— Когда проезжаешь такие вот крутые повороты, надо погудеть, — взволнованно добавила Фелисия.
— Клаксон сыграл «Макарену». — Улыбка Джоша исчезла, словно унесенная ветром. — И вот тут-то он нас и ударил.
— Ни один другой гудок на полуострове не играет «Макарену», — сказала Фелисия. Теперь она не выглядела взволнованной. — Больше не играет. «Макарена» казалась крутой только первые пару недель после выхода. Потом она стала совершенно отстойной. Сейчас ее ставят только на свадьбах и прочих сборищах.
— Вот как он узнал. — Джош больше не кипел от негодования. Теперь в его голосе просто сквозила печаль. Джош не отрывал взгляд от моря — которое было таким темным, что его невозможно было отличить от покрытого облаками ночного неба. — Вот как он узнал, что это были мы.
Я лихорадочно попыталась припомнить, что поведал мне Майкл несколько часов назад в минивэне его мамы. «Они вылетели из-за поворота на полной скорости». Так он сказал. «Не посигналив и вообще никак не дав о себе знать».
Вот только сейчас Джош говорил, что они все же сигналили. И не просто сигналили, а по-особенному, так, что машину Джоша можно было отличить от любой другой…
— О боже, — произнес отец Доминик таким голосом, словно ему стало нехорошо.
Я была с ним совершенно согласна. Вот только…
— Это все равно ничего не доказывает, — вздохнула я.
— Издеваешься? — Джош посмотрел на меня, будто я сумасшедшая — это парень-то, который стоял на пляже в смокинге. — Разумеется, доказывает.

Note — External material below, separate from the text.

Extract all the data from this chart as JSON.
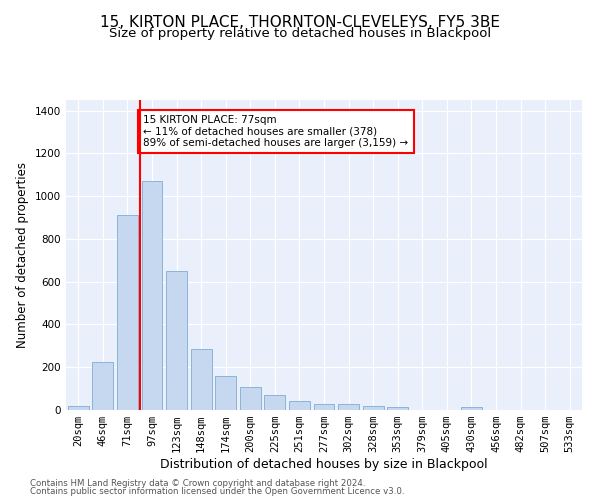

— Нет, она права. — Джесс встал с валуна и подошел к Джошу. — Этот Майкл поступил очень умно. Нет никакой возможности доказать — во всяком случае, в суде, — что он совершил преступление.
У Джоша отвисла челюсть.
— Как это? Он нас убил! Я же стою и говорю вам, что так оно и было! Мы посигналили, и он намеренно врезался в нас и столкнул нас со скалы.
— Да, — согласился Джесс. — Но твои показания, мой друг, в суде не примут.
Джош чуть не плакал.
— Почему это?
— Потому что это показания мертвеца, — невозмутимо ответил Джесс.
Обманутый в своих ожиданиях, Джош ткнул пальцем в мою сторону.
— Она-то не мертва. Она может им рассказать.
— Не может, — покачал головой Джесс. — Что она должна говорить? Что знает правду о случившемся тем вечером, потому что призраки жертв все ей рассказали? Думаешь, присяжные в это поверят?
Джош зло посмотрел на Джесса. А потом, опустив глаза, пробормотал:
— Ну и ладно. Тогда мы вернемся к первоначальному плану. Возьмем все в свои руки, да, ребята?
— Еще чего, — возразила я. — Ни за что. Злом зла не поправишь — и третьим злом делу уж точно не поможешь.
Кэрри перевела взгляд с меня на Джоша и обратно и поинтересовалась:
— О чем это она?
— Вы не отомстите за свою смерть, убив Майкла Медуччи. Извините. Но этого просто не будет.
Марк поднялся с песка впервые за вечер. Он поглядел на меня, потом на Джесса, а после на отца Дома.
— Так нечестно, чувак, — заявил Марк и, развернувшись, пошел с пляжа.
— То есть этот ботан просто останется безнаказанным? — Джош стиснул челюсти и угрожающе посмотрел на меня. — Он убил четверых людей и выйдет сухим из воды?
— Никто этого не говорит. — В отсветах костра Джесс выглядел как никогда неумолимо. — Но то, что случится с этим мальчиком, вас не касается.
— Да что ты? — Джош снова вернул насмешливый тон. — И кто же тогда им займется?
Джесс кивнул на нас с отцом Домиником и спокойно произнес:
— Они.
— Они? — Фелисия сорвалась на отвратительный визг. — А почему они?
— Потому что они медиаторы, — пояснил Джесс. В оранжевых бликах костра его глаза казались черными. — Это их работа.
Глава 14
Вот только была одна проблема: медиаторы не могли определиться, как именно разобраться с ситуацией.
— Слушайте, — прошептала я, когда отец Доминик бросил белую свечу в коробку, которую я держала, и выудил фиолетовую. — Давайте я просто анонимно позвоню в полицию. Скажу, что в ту ночь ехала вдоль Биг-Сюра, и что все видела, и что это был не несчастный случай.
Отец Дом вставил фиолетовую свечу на место, которое прежде занимала белая.
— И ты думаешь, в полиции проверяют все анонимные наводки, которые получают? — Он не потрудился понизить голос, потому что подслушивать нас было некому. Я шептала только потому, что базилика, со всеми ее золотыми листьями и величественными витражами, заставляла меня сильно нервничать.